I defined the score functions used for the regression. For a more clear approach I wrote the function `print_metrics` in the file `utility.py` In particular, I decided to write a function that prints the following values to compare models:
- mean absolute error
- mean squared error
- $r^2$, where the best score is 1, good is above 0.7
- explained variance score, where the best score is 1

In [4]:
from utility import print_metrics
importlib.reload(utility)

<module 'notebooks.utility' from 'C:\\Users\\marco\\Documents\\UNI\\Y3\\DataWebMining\\project\\DWMProject\\notebooks\\utility.py'>

## Model Building + Score

In [5]:
model = LinearRegression(n_jobs=-1)
model.fit(X_train, y_train)

LinearRegression(n_jobs=-1)

In [6]:
print_metrics(y_test, model.predict(X_test))

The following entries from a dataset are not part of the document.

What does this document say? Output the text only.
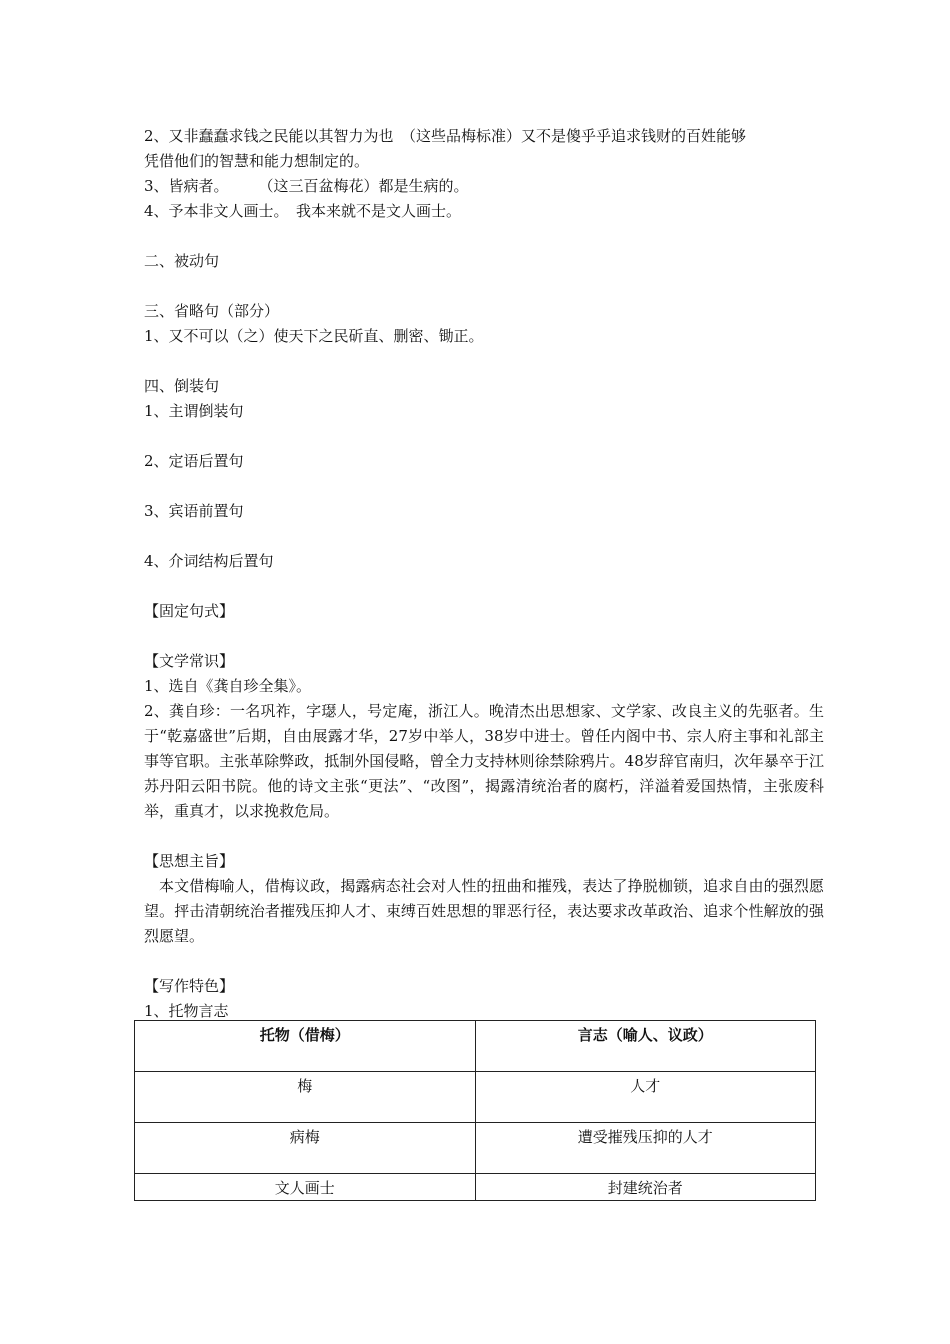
2、又非蠢蠢求钱之民能以其智力为也　（这些品梅标准）又不是傻乎乎追求钱财的百姓能够
凭借他们的智慧和能力想制定的。
3、皆病者。　　　（这三百盆梅花）都是生病的。
4、予本非文人画士。　我本来就不是文人画士。
二、被动句
三、省略句（部分）
1、又不可以（之）使天下之民斫直、删密、锄正。
四、倒装句
1、主谓倒装句
2、定语后置句
3、宾语前置句
4、介词结构后置句
【固定句式】
【文学常识】
1、选自《龚自珍全集》。
2、龚自珍：一名巩祚，字璱人，号定庵，浙江人。晚清杰出思想家、文学家、改良主义的先驱者。生于“乾嘉盛世”后期，自由展露才华，27岁中举人，38岁中进士。曾任内阁中书、宗人府主事和礼部主事等官职。主张革除弊政，抵制外国侵略，曾全力支持林则徐禁除鸦片。48岁辞官南归，次年暴卒于江苏丹阳云阳书院。他的诗文主张“更法”、“改图”，揭露清统治者的腐朽，洋溢着爱国热情，主张废科举，重真才，以求挽救危局。
【思想主旨】
本文借梅喻人，借梅议政，揭露病态社会对人性的扭曲和摧残，表达了挣脱枷锁，追求自由的强烈愿望。抨击清朝统治者摧残压抑人才、束缚百姓思想的罪恶行径，表达要求改革政治、追求个性解放的强烈愿望。
【写作特色】
1、托物言志
托物（借梅）	言志（喻人、议政）
梅	人才
病梅	遭受摧残压抑的人才
文人画士	封建统治者
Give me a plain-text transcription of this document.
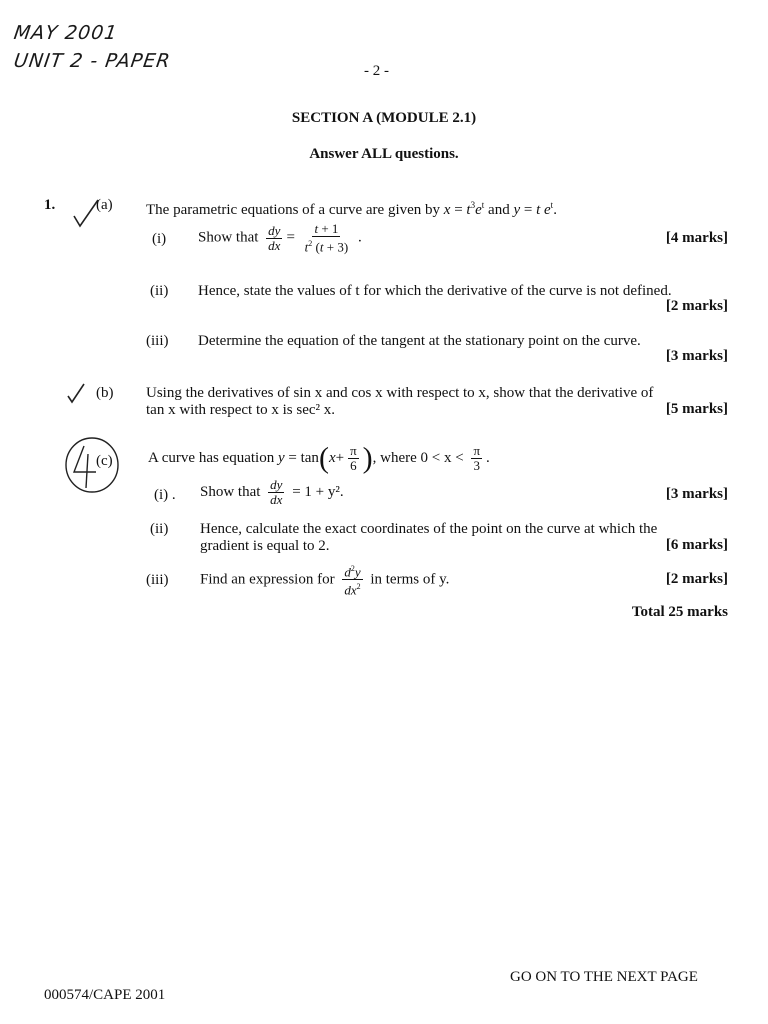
MAY 2001
UNIT 2 - PAPER	- 2 -
SECTION A (MODULE 2.1)
Answer ALL questions.
1.	(a) The parametric equations of a curve are given by $x = t^3e^t$ and y = t $e^t$.
(i) Show that $\frac{dy}{dx} = \frac{t + 1}{t^2 (t + 3)}$ .	[4 marks]
(ii) Hence, state the values of t for which the derivative of the curve is not defined.
[2 marks]
(iii) Determine the equation of the tangent at the stationary point on the curve.
[3 marks]
(b) Using the derivatives of sin x and cos x with respect to x, show that the derivative of
tan x with respect to x is sec² x.	[5 marks]
(c) A curve has equation $y = \tan(x+ \frac{\pi}{6}$ ), where $0 < x < \frac{\pi}{3}$ .
(i) . Show that $\frac{dy}{dx} = 1 + y^2$.	[3 marks]
(ii) Hence, calculate the exact coordinates of the point on the curve at which the
gradient is equal to 2.	[6 marks]
(iii) Find an expression for $\frac{d^2y}{dx^2}$ in terms of y.	[2 marks]
Total 25 marks
GO ON TO THE NEXT PAGE
000574/CAPE 2001
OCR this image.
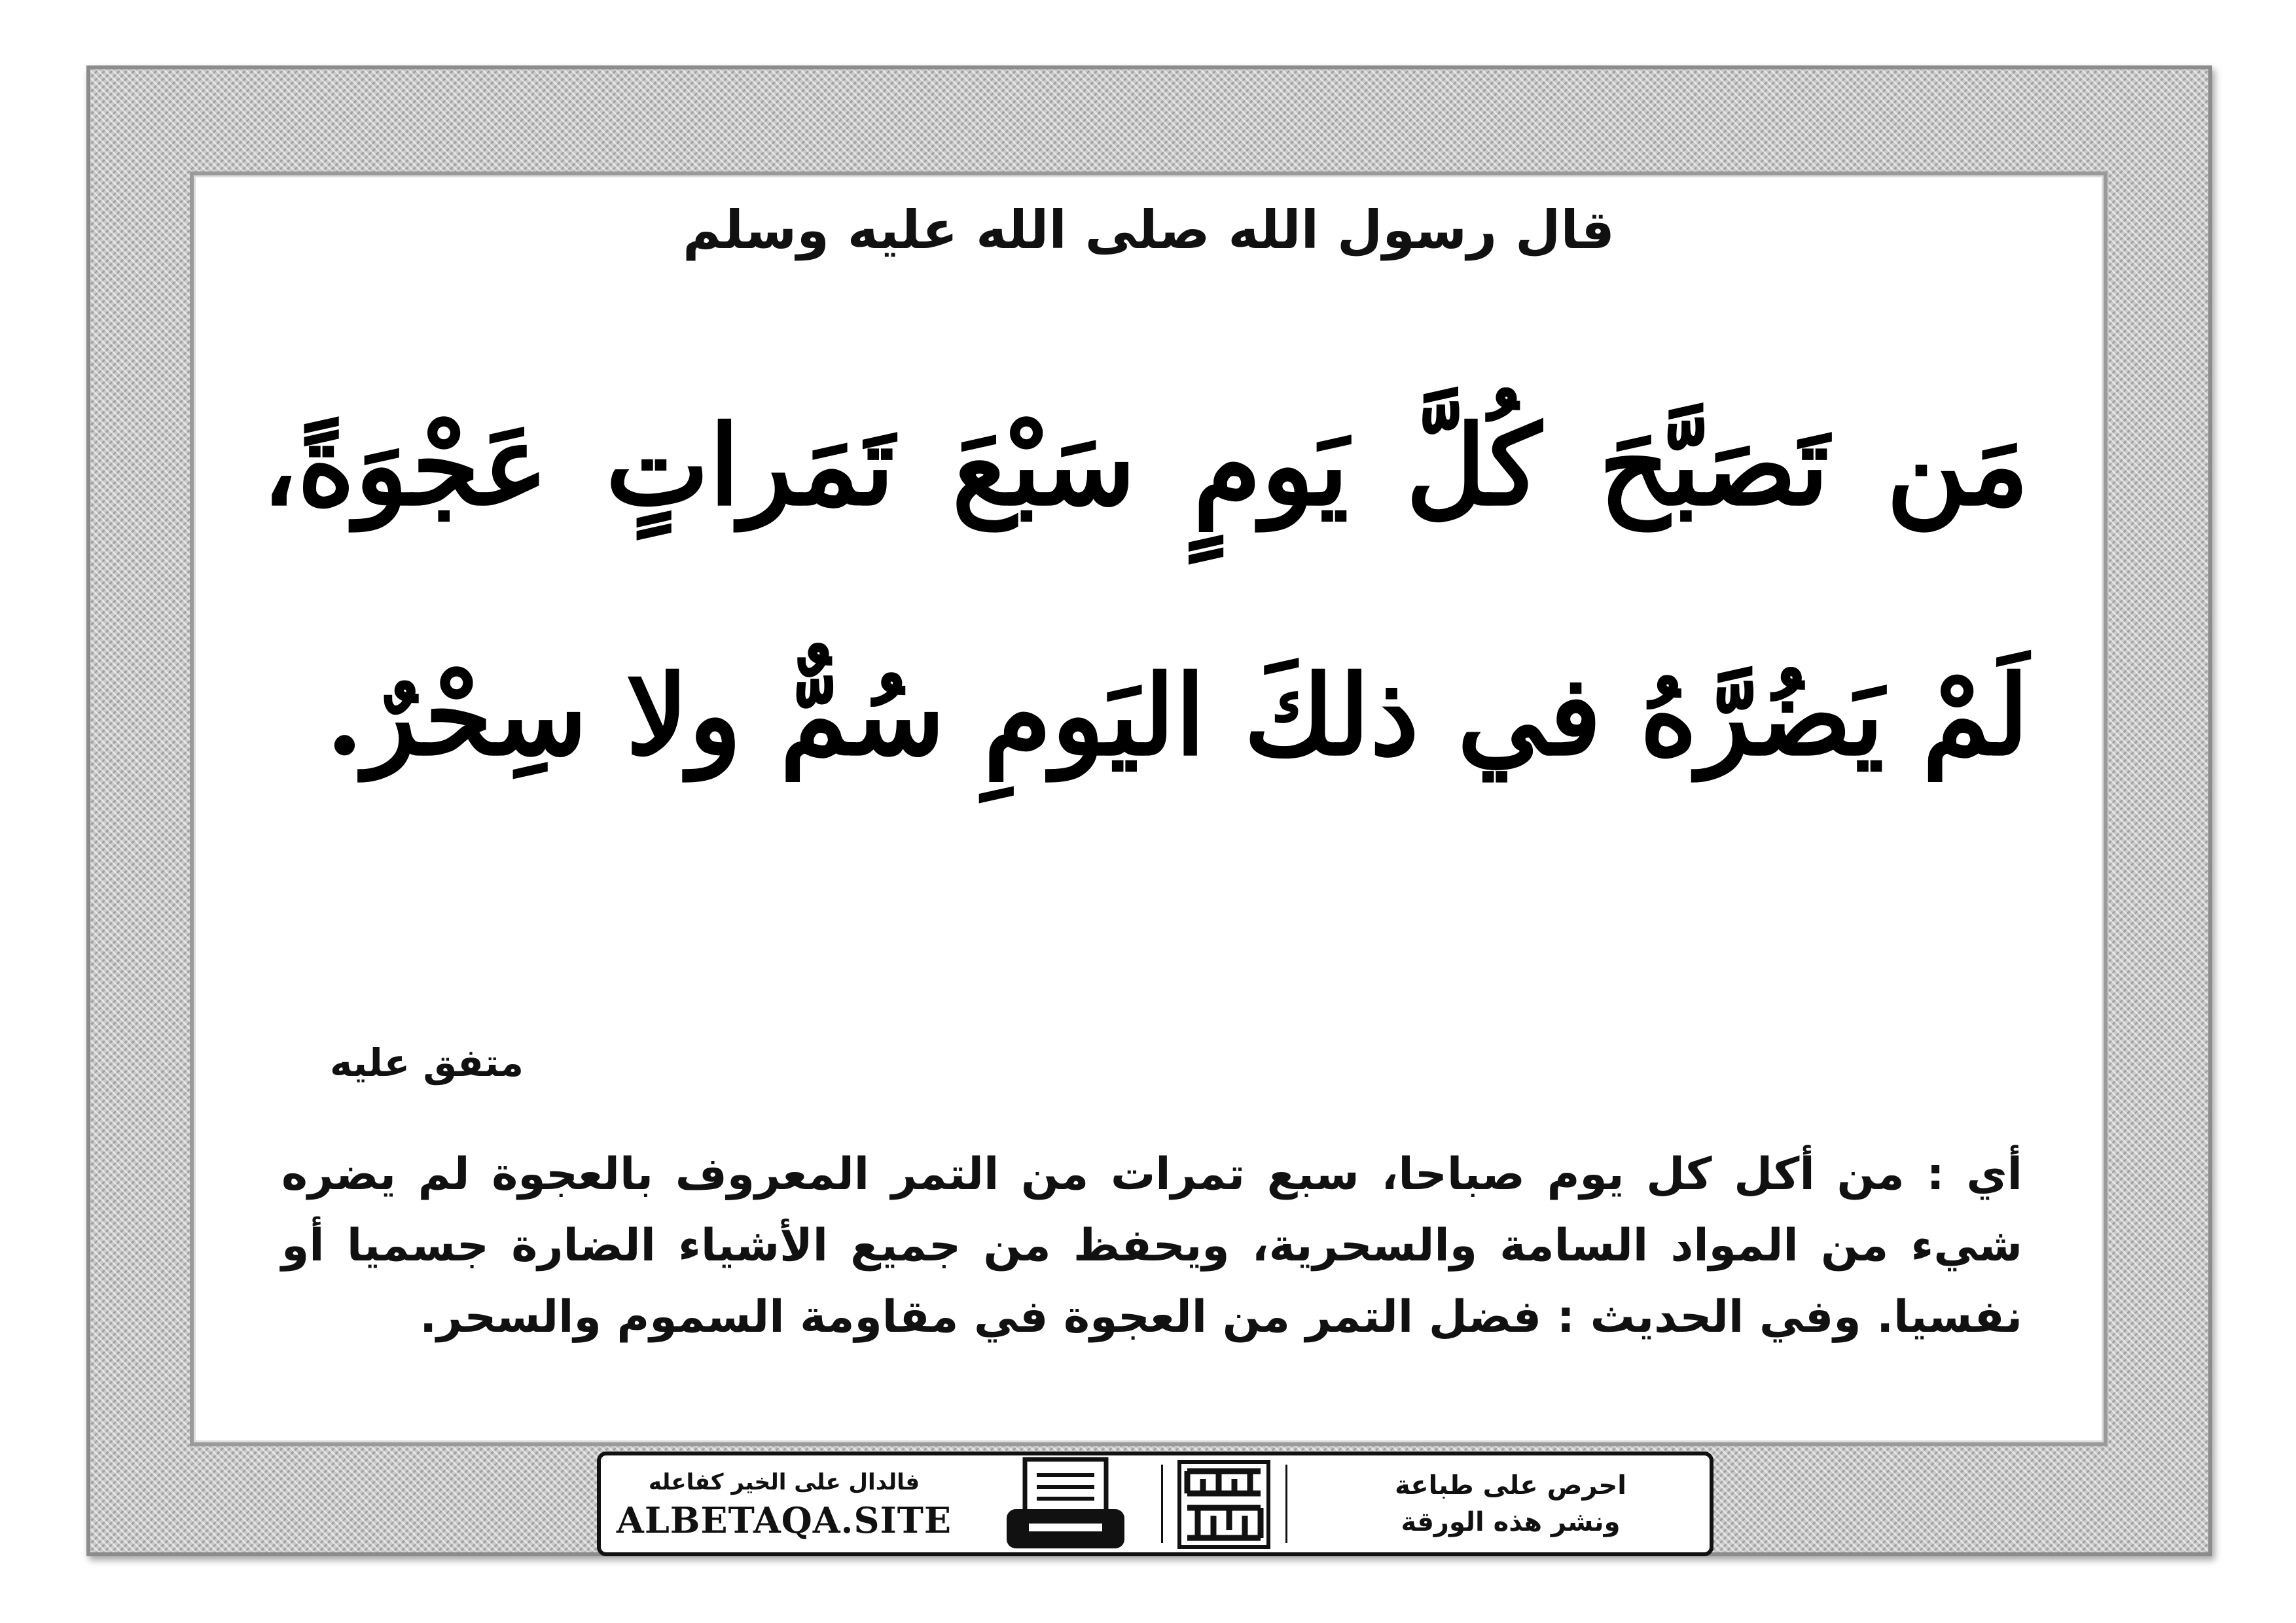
قال رسول الله صلى الله عليه وسلم
مَن تَصَبَّحَ كُلَّ يَومٍ سَبْعَ تَمَراتٍ عَجْوَةً، لَمْ يَضُرَّهُ في ذلكَ اليَومِ سُمٌّ ولا سِحْرٌ.
متفق عليه
أي : من أكل كل يوم صباحا، سبع تمرات من التمر المعروف بالعجوة لم يضره شيء من المواد السامة والسحرية، ويحفظ من جميع الأشياء الضارة جسميا أو نفسيا. وفي الحديث : فضل التمر من العجوة في مقاومة السموم والسحر.
فالدال على الخير كفاعله
ALBETAQA.SITE
احرص على طباعة
ونشر هذه الورقة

+--------------------------+--------+
|          Method          | Value  |
| mean absolute error      | 0.073  |
+--------------------------+--------+
| mean squared error       | 0.030  |
+--------------------------+--------+
| r^2                      | -0.006 |
+--------------------------+--------+
| explained variance score | -0.005 |
+--------------------------+--------+